Die drei gehören zu den 33.5% der Briten, die wählen gingen – die Wahlbeteiligung lag in Großbritannien damit deutlich unter dem EU-Durchschnitt von 43%. „Und dabei war diese Wahl so wichtig: um ein Zeichen zu setzten gegen die zunehmende und so reale Gefahr der Euroskeptiker um UKIP“, sagt Gavin. Die EU-feindliche UK Independence Party (UKIP) holte in Großbritannien mit 27.49% die meisten Stimmen , in Schottland wurde sie mit 10.46% nur viertstärkste Kraft hinter der Scottish National Party (SNP), Labour und den Conservatives . Diese zehn Prozent reichten, um ein Mandat fürs Europäische Parlament zu gewinnen: Neben je zwei Abgeordneten der SNP und Labour und einem der Conservatives stellt nun die UKIP den sechsten schottischen Europaparlamentarier, die Liberal Democrats haben ihr Mandat von 2009 verloren.

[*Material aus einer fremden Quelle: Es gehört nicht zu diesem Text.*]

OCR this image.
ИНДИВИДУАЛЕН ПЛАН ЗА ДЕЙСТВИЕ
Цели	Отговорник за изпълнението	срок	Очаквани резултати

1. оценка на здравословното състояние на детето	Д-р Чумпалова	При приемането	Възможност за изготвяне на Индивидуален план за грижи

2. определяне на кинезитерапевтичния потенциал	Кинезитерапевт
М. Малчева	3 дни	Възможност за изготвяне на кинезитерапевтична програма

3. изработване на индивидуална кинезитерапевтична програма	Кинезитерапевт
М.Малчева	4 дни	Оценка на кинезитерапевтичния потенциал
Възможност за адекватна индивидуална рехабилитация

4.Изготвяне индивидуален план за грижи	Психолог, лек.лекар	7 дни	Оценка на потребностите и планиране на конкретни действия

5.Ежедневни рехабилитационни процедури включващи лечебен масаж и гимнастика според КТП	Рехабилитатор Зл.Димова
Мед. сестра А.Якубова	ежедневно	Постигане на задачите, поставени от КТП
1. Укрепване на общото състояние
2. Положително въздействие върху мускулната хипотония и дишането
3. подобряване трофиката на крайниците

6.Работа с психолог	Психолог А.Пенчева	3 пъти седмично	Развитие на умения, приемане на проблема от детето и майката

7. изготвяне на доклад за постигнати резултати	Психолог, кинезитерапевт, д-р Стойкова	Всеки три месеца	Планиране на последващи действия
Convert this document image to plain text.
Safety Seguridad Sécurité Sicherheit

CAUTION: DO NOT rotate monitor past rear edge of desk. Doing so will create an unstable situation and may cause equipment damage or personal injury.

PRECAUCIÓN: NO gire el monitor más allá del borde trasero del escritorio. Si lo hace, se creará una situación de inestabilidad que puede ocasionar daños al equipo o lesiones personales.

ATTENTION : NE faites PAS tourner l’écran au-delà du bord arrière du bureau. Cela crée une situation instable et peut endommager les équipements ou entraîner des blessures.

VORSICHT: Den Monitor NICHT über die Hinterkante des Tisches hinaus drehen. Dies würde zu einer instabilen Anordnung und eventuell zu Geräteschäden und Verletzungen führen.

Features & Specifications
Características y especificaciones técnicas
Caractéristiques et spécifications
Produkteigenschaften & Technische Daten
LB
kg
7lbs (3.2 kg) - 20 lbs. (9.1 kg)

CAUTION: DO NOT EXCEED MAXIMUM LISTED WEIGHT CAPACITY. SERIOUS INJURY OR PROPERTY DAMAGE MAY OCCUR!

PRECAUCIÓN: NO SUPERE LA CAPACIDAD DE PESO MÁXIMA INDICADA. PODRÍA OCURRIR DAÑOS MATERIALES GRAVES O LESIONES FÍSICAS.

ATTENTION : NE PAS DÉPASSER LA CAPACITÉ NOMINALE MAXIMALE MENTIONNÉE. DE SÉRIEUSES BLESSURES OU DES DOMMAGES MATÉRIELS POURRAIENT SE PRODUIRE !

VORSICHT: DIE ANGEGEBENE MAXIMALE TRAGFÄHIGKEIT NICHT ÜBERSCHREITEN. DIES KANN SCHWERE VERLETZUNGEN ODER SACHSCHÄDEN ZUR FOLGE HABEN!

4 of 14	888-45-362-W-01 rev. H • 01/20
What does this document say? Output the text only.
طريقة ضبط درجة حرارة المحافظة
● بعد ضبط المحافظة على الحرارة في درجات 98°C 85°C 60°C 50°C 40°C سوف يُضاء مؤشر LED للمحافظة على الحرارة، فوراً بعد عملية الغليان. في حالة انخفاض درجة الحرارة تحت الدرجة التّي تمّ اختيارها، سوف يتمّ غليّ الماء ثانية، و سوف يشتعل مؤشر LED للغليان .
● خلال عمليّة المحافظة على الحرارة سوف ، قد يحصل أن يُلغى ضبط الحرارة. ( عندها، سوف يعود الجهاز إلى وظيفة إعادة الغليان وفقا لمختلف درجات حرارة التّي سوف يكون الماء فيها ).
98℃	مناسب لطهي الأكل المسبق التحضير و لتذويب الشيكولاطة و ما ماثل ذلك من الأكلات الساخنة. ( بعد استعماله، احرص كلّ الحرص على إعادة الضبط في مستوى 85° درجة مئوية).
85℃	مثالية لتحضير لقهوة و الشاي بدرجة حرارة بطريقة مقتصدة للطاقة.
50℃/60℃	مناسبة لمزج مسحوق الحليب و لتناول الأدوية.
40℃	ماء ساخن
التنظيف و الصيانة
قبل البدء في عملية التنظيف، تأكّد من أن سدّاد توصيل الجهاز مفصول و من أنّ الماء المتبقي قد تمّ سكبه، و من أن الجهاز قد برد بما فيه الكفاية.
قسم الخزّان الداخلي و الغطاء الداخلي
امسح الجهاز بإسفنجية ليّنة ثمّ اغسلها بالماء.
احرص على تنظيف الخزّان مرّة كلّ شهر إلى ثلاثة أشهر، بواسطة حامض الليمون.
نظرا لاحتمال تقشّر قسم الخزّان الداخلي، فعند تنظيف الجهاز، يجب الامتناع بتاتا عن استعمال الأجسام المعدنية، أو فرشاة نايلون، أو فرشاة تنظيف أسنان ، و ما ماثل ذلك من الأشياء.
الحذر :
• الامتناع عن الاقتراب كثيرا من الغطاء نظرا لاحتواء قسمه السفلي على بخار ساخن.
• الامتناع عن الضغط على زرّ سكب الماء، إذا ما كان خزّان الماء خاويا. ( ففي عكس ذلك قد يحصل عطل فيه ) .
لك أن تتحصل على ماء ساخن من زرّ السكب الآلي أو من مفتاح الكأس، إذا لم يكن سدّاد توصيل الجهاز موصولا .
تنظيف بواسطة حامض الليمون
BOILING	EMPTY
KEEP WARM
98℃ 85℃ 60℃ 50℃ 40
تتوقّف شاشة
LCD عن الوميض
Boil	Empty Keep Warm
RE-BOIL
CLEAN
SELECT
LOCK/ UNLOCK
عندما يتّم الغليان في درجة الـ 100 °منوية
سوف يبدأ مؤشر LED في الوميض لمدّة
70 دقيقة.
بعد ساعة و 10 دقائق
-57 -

Sechs schottische Abgeordnete ziehen ins Europäische Parlament ein – mit diesen Hoffnungen der drei Erstwähler. „Ich hoffe vor allem, dass sich die Wirtschaft erholt. Die Transatlantic Trade and Investment Partnersphip (TTIP-Abkommen) zwischen der EU und den USA könnte sehr positive Auswirkungen haben, aber all die Schwierigkeiten, die es im Moment noch gibt, müssen zuerst ausgeräumt werden, damit auch wirklich beide Seiten profitieren“, sagt Anna Murray. Louise Boyd hofft vor allem, dass sich die Einstellung zu Immigration verändert: „Ich würde mir wünschen, dass das Europäische Parlament seinen Beitrag leistet, dass die Bevölkerung ein positiveres Bild von Einwanderung bekommt – wir profitieren davon, und trotzdem sehen viele Briten Immigration so negativ.“ Für Gavin Dewar stehen umweltpolitische Aspekte im Vordergrund. „Ich glaube, die EU ist die beste Plattform für Maßnahmen zum Klimawandel. Aber auch in anderen Bereichen kann sie die entscheidende Rolle spielen: in der Wissenschaft, internationaler Hilfe und Friedenssicherung. Ich wünsche mir, dass die schottischen Abgeordneten sich für schottische Themen einsetzen: Investitionen in erneuerbare Energien, Handelsabkommen und auch das schottische Unabhängigkeitsreferendum.“ Beim Referendum zur schottischen Unabhängigkeit im kommenden September werden Anna, Louise und Gavin zum zweiten Mal wählen – und auch hier wird die europäische Ebene wieder eine Rolle in ihrer Entscheidungsfindung spielen.